By Afua Hirsch
We’ve come a long way since the golliwog, right? These days there are black dolls in every toy shop. Tesco might be known for selling black dolls for the wrong reason – pricing black versions £1 cheaper than almost identical white dolls – but the fact that they sell black dolls is progress in itself.
That is, until you look a little more deeply at the black dolls on the market. Black Barbieland is a pretty scary place. Chandra, Zahara, Trichelle and Janessa inhabit a world of long weaves, stick-thin thighs, facial features that are barely distinguishable from their white counterparts – except for the fact that they are painted brown – and their only concession to so-called black culture is a one-dimensional version of ghetto-bling.
The range is named So In Style, which to cynics like me raises the immediate prospect that black people are having a Mattel moment in the limelight before proceeding to go back out of style some time soon. In this context, Rooti dolls caught my attention. These dolls, created by the UK-based Nigerian entrepreneur Chris Chidi Ngoforo, claim to be the first fashion dolls to speak African languages, and are designed to help the western children of African parents stay in touch with their African heritage.
“The whole idea of Rooti dolls is to create that early interest in our children in their own culture, an appreciation of where they come from, and to improve their own self-esteem,” says Ngoforo. “Many people told us that the existing black dolls on the market look like a white doll painted blacks. Our dolls are created as a real image and identity of us as black people – African, African-Caribbean and African-American. They have wider noses, fuller lips, long curly hair and they come in various shades of black.”
Don’t get me wrong, Rooti dolls are not perfect. They, too, are rocking the weave, with hair so long that most black girls could only achieve by buying extensions, not helped by the fact that one of the dolls has dark blonde hair.
Ngoforo defends the toys – somewhat unbelievably – by pointing out that children are so unaccustomed to seeing ethnically accurate images of black people, that to shock them with afro hair would be too drastic. “You have to remember that children are not used to dolls that look like this, and we don’t want to give them so much of a shocking product that it puts them off,” says Ngoforo. “But we plan was to come out with a next range, which promotes natural hair and more detailed black features. By then we will have arrested the attention and interest in what we are doing.”
I think Rooti dolls are perhaps underestimating the capacity of little girls to embrace their own image. And it is easy to forget how important this is. The famous experiment by Professor Kenneth Clark – argued as part of the landmark Brown v Board of Education, which led to the desegregation of schools in 1950s America – is still cited as relevant by psychologists working with ethnic-minority children in western countries.
The experiment gave black children dolls which were identical except for their skin colour, and found that the majority associated the black doll with negative stereotypes.
It may seem like stating the obvious, but psychologists still emphasise the importance for children of seeing positive depictions of their own image.
“Without dolls that accurately represent their own image, children end up looking up to white dolls, and seeing the white image as being powerful and what beauty is,” says Phillip Jordan, author of a study on racial preferences among black children. “For children to have an image of self that is black and embraces your language and ethnic features is a very positive development.”

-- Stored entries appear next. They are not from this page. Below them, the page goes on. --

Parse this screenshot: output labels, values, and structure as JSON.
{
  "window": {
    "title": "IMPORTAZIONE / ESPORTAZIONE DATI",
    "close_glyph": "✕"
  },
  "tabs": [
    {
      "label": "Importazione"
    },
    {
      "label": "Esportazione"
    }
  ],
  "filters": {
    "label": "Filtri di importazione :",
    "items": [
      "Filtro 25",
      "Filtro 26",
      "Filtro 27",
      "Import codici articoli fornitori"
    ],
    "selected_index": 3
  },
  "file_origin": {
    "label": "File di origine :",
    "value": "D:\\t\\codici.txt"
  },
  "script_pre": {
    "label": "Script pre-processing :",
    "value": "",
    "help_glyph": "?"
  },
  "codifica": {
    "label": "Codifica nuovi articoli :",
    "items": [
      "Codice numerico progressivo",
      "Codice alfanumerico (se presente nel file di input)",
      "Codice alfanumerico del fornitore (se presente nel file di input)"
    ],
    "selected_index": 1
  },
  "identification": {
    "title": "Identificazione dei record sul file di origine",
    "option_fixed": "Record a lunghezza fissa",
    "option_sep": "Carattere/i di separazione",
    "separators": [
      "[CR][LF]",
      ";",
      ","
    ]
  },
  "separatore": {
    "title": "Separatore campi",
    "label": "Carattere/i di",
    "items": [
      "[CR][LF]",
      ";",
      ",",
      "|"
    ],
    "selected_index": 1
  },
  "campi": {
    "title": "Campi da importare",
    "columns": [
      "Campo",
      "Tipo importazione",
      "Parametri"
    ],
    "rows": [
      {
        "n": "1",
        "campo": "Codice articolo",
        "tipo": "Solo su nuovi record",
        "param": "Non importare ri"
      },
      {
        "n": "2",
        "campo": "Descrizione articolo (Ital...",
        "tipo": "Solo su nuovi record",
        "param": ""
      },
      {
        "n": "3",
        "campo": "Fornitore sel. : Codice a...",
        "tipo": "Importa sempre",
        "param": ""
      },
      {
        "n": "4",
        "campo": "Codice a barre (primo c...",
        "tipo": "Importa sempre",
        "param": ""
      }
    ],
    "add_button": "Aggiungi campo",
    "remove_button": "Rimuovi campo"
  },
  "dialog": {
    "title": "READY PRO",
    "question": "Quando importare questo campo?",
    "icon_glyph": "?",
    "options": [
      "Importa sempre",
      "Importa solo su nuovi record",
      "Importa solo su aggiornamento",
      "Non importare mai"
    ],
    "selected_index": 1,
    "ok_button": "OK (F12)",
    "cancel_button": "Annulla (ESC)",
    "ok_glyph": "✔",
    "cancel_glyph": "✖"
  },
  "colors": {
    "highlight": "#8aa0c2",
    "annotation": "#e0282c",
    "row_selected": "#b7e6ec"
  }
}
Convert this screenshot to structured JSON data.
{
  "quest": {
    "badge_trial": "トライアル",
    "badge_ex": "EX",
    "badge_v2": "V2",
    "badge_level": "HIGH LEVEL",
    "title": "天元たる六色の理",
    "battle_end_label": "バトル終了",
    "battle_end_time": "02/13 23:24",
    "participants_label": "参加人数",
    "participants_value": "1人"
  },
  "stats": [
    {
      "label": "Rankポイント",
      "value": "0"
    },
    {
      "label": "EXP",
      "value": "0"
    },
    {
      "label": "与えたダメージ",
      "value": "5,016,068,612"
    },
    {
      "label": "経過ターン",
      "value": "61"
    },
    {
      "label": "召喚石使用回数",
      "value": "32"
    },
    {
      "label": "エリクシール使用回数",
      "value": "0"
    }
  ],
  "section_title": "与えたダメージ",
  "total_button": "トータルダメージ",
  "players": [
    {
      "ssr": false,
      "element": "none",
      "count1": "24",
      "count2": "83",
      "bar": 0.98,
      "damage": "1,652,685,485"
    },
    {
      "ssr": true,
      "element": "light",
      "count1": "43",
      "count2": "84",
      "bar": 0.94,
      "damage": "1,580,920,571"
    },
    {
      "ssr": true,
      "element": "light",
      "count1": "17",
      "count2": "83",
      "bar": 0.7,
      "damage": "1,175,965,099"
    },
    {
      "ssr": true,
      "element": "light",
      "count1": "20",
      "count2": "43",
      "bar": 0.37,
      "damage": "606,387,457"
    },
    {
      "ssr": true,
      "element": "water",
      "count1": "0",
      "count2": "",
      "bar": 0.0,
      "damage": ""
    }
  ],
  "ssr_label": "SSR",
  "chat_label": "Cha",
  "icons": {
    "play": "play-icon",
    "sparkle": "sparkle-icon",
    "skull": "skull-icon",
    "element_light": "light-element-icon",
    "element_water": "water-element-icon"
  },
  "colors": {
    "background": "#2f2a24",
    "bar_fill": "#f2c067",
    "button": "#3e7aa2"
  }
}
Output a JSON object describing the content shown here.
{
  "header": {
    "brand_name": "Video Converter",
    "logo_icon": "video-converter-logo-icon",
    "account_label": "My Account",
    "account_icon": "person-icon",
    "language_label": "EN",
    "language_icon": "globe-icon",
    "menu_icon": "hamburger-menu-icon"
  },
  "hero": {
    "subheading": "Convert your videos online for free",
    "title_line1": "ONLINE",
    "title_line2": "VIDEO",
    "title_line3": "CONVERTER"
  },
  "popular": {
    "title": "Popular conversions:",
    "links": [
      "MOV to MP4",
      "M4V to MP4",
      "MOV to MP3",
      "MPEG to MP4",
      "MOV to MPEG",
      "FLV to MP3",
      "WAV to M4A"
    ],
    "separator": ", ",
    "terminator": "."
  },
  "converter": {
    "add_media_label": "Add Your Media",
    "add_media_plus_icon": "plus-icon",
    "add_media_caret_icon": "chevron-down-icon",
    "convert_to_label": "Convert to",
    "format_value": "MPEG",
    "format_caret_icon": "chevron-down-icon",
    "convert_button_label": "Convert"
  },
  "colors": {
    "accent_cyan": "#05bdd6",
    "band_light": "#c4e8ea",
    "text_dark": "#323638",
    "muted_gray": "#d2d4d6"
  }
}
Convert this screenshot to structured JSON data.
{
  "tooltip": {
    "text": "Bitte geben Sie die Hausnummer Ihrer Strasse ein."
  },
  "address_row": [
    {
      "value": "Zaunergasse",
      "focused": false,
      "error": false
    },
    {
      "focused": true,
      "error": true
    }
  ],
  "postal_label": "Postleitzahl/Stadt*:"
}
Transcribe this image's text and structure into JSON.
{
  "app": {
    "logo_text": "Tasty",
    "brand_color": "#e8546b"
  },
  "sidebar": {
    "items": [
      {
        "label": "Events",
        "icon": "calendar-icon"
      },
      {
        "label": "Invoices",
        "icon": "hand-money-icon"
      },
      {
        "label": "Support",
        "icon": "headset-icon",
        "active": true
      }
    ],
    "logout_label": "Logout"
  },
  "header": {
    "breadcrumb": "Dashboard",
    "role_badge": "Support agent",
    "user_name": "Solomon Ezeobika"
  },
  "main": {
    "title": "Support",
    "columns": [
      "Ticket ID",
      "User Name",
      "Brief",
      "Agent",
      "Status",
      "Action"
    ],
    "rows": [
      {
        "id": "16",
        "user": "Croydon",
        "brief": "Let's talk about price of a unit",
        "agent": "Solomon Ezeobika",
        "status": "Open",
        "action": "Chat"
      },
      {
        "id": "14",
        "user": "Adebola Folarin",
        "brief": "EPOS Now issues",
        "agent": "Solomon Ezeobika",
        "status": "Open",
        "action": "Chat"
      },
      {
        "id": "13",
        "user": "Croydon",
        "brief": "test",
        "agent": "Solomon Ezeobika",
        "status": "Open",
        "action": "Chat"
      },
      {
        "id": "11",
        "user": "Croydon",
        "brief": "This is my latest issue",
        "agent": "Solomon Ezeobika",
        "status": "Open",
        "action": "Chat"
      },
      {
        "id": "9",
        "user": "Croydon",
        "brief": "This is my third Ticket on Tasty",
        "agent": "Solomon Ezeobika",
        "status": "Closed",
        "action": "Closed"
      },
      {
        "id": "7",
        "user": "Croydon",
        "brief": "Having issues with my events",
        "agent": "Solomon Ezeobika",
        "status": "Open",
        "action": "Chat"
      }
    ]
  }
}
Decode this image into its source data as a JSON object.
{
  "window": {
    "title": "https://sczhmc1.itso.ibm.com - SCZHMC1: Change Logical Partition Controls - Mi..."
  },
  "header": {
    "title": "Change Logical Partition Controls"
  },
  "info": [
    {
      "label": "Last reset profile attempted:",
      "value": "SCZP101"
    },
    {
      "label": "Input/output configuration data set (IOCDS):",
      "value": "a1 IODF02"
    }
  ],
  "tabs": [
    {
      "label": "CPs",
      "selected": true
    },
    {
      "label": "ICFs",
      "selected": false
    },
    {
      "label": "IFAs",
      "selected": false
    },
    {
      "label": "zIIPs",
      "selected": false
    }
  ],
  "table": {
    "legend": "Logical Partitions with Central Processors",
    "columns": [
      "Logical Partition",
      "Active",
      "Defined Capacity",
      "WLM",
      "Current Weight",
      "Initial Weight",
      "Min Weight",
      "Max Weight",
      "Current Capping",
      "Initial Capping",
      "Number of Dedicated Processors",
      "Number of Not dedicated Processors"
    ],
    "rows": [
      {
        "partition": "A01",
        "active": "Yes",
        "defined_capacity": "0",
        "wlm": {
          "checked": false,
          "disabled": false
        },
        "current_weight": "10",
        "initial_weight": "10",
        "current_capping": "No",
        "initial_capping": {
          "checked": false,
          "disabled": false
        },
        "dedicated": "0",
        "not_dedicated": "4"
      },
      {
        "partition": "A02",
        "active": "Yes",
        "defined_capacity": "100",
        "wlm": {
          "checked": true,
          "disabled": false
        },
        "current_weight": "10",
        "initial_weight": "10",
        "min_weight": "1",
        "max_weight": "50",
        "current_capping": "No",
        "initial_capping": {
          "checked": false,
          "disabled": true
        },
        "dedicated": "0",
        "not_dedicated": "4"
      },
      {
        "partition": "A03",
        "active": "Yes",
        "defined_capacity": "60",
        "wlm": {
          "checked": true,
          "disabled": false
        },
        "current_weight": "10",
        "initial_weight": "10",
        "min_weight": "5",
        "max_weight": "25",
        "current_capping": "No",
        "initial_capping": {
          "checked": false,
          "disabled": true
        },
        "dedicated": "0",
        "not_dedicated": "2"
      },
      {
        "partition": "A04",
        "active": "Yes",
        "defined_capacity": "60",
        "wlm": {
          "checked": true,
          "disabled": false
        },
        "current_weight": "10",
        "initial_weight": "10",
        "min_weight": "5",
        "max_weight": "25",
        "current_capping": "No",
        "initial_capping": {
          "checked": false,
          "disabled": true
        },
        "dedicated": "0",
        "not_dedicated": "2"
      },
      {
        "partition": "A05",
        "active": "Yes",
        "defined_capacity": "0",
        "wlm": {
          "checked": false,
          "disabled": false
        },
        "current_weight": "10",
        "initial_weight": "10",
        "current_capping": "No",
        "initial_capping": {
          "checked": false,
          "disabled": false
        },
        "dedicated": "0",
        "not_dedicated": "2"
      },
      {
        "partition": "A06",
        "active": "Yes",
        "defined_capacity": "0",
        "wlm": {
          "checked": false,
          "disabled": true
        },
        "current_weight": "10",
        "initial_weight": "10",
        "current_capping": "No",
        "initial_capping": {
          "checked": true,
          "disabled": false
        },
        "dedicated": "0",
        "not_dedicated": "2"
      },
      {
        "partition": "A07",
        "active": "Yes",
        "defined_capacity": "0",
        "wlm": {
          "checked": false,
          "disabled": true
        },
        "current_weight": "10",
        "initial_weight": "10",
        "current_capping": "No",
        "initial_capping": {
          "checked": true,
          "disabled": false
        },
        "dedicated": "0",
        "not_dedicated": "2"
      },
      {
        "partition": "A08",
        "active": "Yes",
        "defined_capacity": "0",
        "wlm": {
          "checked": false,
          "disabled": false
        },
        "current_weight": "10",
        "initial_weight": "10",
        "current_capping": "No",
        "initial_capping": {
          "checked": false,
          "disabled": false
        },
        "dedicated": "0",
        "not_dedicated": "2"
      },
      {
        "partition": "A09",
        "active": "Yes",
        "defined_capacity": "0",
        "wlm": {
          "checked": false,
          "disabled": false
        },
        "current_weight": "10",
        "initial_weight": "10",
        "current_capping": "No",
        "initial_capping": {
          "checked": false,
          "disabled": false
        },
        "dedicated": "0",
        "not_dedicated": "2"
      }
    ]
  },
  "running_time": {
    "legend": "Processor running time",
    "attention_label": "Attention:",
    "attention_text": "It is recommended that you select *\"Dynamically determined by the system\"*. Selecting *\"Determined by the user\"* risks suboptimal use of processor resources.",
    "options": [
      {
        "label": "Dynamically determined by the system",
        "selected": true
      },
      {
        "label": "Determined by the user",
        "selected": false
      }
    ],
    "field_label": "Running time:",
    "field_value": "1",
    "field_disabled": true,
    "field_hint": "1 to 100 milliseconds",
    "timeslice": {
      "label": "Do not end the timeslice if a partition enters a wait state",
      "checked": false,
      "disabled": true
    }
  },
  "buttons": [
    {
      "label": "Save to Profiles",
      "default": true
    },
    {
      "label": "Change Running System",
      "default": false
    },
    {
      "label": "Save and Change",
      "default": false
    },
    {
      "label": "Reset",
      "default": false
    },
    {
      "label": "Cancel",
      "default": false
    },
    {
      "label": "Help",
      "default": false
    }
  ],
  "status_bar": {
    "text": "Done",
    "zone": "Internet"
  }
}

This was the Marcus Garvey’s thinking, when in the 1920s the Jamaican pan-Africanist backed his African pride and self-empowerment movement with a factory line producing a black-skinned doll with African features.
Dolls alone cannot address the negative images of black people that are still so prevalent in the western media, but they can help. Plus I think the linguistic element of the dolls is its real strength. So many of children of African parents, myself included, were not raised in our parent’s languages, forcing us to learn them like tourists, an exercise that is usually abandoned in frustration.
I couldn’t find any statistics about the number of people with African parents who want to learn their languages but, anecdotally, the Goethe institute in Accra, which teaches the widely spoken Ghanaian language Twi to beginners, has a record number of students this year and has had to run extra classes to cope with demand.
Ngoforo, driven by his own daughters’ inability to speak his language, created dolls that could teach children African languages. “I have three daughters who love dolls that look and dress like them. But my daughters couldn’t speak a word of Igbo, which is ethnic group in Nigeria that I come from. They were my inspiration to create a doll that could provide a positive image and also teach them our languages.”
Afua Hirsch is the Guardian’s west Africa correspondent based in Ghana.